Goal 8: Children are kept safe and learn safety rules
- Tell peers and adults when they see dangerous behaviors (throwing rocks on the playground).
- Use and ask to use helmets when riding on movable toys.
- Carry scissors and pencils with points down to avoid accidents.
- Begin to look both ways before crossing street or road, and know to cross with adult assistance.
- Recognize danger and poison symbols and avoid those objects or areas.
- Know to not touch or take medicine without adult assistance, but knows that medicine can improve health when used properly.
- Understand the difference between “safe touch” and “unsafe touch”.
- Follow emergency drill instruction (fire, earthquake, tsunami).
- Begin to try to help getting buckled into car seat.
- Know not to accept rides, food, or money from strangers.

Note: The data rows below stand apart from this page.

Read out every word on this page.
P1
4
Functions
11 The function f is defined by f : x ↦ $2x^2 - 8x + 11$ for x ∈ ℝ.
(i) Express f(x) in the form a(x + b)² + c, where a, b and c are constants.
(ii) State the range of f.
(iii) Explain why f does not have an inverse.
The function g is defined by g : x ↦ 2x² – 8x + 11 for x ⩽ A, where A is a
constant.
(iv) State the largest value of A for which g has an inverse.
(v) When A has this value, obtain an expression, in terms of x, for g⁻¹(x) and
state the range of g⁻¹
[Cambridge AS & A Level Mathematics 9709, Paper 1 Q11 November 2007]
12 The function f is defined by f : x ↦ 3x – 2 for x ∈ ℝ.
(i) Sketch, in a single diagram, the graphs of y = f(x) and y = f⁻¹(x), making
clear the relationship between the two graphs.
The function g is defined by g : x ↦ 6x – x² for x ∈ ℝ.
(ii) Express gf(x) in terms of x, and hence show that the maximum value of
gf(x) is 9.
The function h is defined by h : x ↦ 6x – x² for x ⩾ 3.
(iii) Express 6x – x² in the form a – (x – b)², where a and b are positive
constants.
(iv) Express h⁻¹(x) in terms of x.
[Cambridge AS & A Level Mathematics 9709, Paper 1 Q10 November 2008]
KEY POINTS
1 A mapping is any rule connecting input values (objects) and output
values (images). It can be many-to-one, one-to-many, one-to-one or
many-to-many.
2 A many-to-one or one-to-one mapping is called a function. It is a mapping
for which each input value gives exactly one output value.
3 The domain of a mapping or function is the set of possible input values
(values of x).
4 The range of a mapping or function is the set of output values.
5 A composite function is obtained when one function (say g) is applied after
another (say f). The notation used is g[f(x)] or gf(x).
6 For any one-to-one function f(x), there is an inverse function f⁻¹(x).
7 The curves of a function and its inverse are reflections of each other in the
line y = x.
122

- Know to not talk with strangers unless trusted adult is present and gives permission.
- Understand that some practices may be personally dangerous (smoking, drinking alcohol, playing with matches, contact with germs and blood).
- Identify local hazards (thin ice, wildlife, dogs, moving water, guns).
- Identify adults who can assist in dangerous situations (parent, teacher, police officer).
- Consistently follow safety rules.
- Understand why emergency drills are important.
- Explain how to get help in emergency situations (calling 911, finding a police officer or responsible adult, local emergency response).
- Demonstrate safety rules as engages in dramatic play (“Tell your doll to keep his/her fingers away from the hot stove.”).
- Invite firefighters and police officers to talk to child about fire and safety precautions.
- Read stories to children in which children face harmful situations and discusses how they deal with them (research books for teaching children safety).
- Discuss safety rules with child (holding hands in crowds, around small aircraft, wearing a personal flotation device, wearing a bike helmet).
- Practice appropriate emergency drills (fire, earthquake, and tsunami).
- Model using basic safety equipment yourself.
- Participate with child in community health and safety programs (local and tribal clinics, dentist, doctor, veterinarian, firefighter,
- Discuss safety practice with child (crossing streets, medicine is not candy, guns are for adults, avoiding strange dogs and wild
- Learn about current approaches to personal safety (checks resources from Department of Education or Center for Disease Control).
- Take neighborhood walks with child, look for and discuss potentially dangerous situations.